ABC is a member of the Golden-winged Warbler Working Group, which has released conservation blueprints with the goal of boosting the warbler's numbers by 50 percent within the next 50 years.
With partners, we're restoring habitat through forest management in Wisconsin, Michigan, Minnesota, Pennsylvania, Maryland, Tennessee, and North Carolina. We participate in the Appalachian Regional Reforestation Initiative, a coalition working to restore forests on reclaimed mine sites in association with the ABC-supported Appalachian Mountains Joint Venture.

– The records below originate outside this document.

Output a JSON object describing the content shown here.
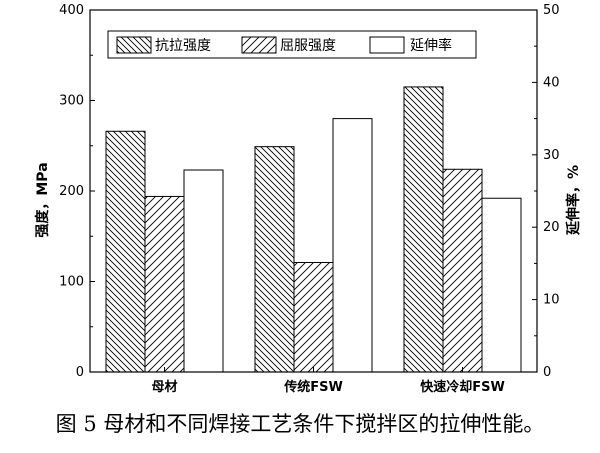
{
  "chart_data": {
    "type": "bar",
    "categories": [
      "母材",
      "传统FSW",
      "快速冷却FSW"
    ],
    "series": [
      {
        "name": "抗拉强度",
        "axis": "left",
        "pattern": "backslash-hatch",
        "values": [
          266,
          249,
          315
        ]
      },
      {
        "name": "屈服强度",
        "axis": "left",
        "pattern": "slash-hatch",
        "values": [
          194,
          121,
          224
        ]
      },
      {
        "name": "延伸率",
        "axis": "right",
        "pattern": "none",
        "values": [
          27.9,
          35.0,
          24.0
        ]
      }
    ],
    "ylabel_left": "强度，MPa",
    "ylabel_right": "延伸率，%",
    "ylim_left": [
      0,
      400
    ],
    "ylim_right": [
      0,
      50
    ],
    "yticks_left": [
      "0",
      "100",
      "200",
      "300",
      "400"
    ],
    "yticks_right": [
      "0",
      "10",
      "20",
      "30",
      "40",
      "50"
    ],
    "legend_position": "top",
    "grid": false
  },
  "caption": "图 5  母材和不同焊接工艺条件下搅拌区的拉伸性能。"
}
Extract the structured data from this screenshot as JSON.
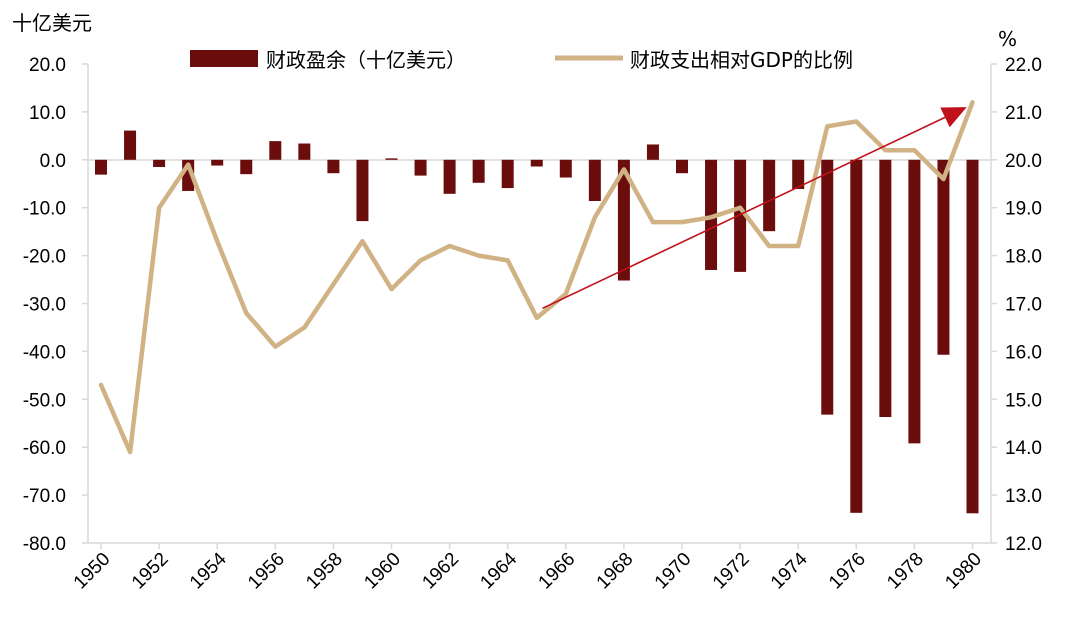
{
  "chart_data": {
    "type": "bar+line",
    "left_axis_unit": "十亿美元",
    "right_axis_unit": "%",
    "legend": {
      "bar_label": "财政盈余（十亿美元）",
      "line_label": "财政支出相对GDP的比例"
    },
    "colors": {
      "bar": "#6b0d0d",
      "line": "#d0b285",
      "trend": "#c0101a"
    },
    "x_tick_labels": [
      "1950",
      "1952",
      "1954",
      "1956",
      "1958",
      "1960",
      "1962",
      "1964",
      "1966",
      "1968",
      "1970",
      "1972",
      "1974",
      "1976",
      "1978",
      "1980"
    ],
    "left_ticks": [
      "20.0",
      "10.0",
      "0.0",
      "-10.0",
      "-20.0",
      "-30.0",
      "-40.0",
      "-50.0",
      "-60.0",
      "-70.0",
      "-80.0"
    ],
    "right_ticks": [
      "22.0",
      "21.0",
      "20.0",
      "19.0",
      "18.0",
      "17.0",
      "16.0",
      "15.0",
      "14.0",
      "13.0",
      "12.0"
    ],
    "left_ylim": [
      -80,
      20
    ],
    "right_ylim": [
      12,
      22
    ],
    "years": [
      1950,
      1951,
      1952,
      1953,
      1954,
      1955,
      1956,
      1957,
      1958,
      1959,
      1960,
      1961,
      1962,
      1963,
      1964,
      1965,
      1966,
      1967,
      1968,
      1969,
      1970,
      1971,
      1972,
      1973,
      1974,
      1975,
      1976,
      1977,
      1978,
      1979,
      1980
    ],
    "series": [
      {
        "name": "财政盈余（十亿美元）",
        "type": "bar",
        "axis": "left",
        "values": [
          -3.1,
          6.1,
          -1.5,
          -6.5,
          -1.2,
          -3.0,
          3.9,
          3.4,
          -2.8,
          -12.8,
          0.3,
          -3.3,
          -7.1,
          -4.8,
          -5.9,
          -1.4,
          -3.7,
          -8.6,
          -25.2,
          3.2,
          -2.8,
          -23.0,
          -23.4,
          -14.9,
          -6.1,
          -53.2,
          -73.7,
          -53.7,
          -59.2,
          -40.7,
          -73.8
        ]
      },
      {
        "name": "财政支出相对GDP的比例",
        "type": "line",
        "axis": "right",
        "values": [
          15.3,
          13.9,
          19.0,
          19.9,
          18.3,
          16.8,
          16.1,
          16.5,
          17.4,
          18.3,
          17.3,
          17.9,
          18.2,
          18.0,
          17.9,
          16.7,
          17.2,
          18.8,
          19.8,
          18.7,
          18.7,
          18.8,
          19.0,
          18.2,
          18.2,
          20.7,
          20.8,
          20.2,
          20.2,
          19.6,
          21.2
        ]
      }
    ],
    "trend_arrow": {
      "from": [
        1965.2,
        16.9
      ],
      "to": [
        1979.8,
        21.1
      ]
    },
    "grid": false
  }
}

The Golden-winged Warbler is also one of nine focal species for the USDA Natural Resources Conservation Services' (NRCS's) Working Lands For Wildlife (WLFW) program. Between 2012 and 2020, ABC assisted NRCS with enrolling more than 23,500 acres of private forest land in WLFW.
In Nicaragua, we're working with the owners of El Jaguar Reserve to improve and protect habitat in a conservation corridor for the Golden-winged Warbler. ABC is involved in a number of other large-scale conservation initiatives that benefit the Golden-winged Warbler, including BirdScapes and Joint Ventures, which concentrate on the protection, recovery, and enhancement of quality habitat on this beautiful warbler's breeding, stopover, and wintering grounds.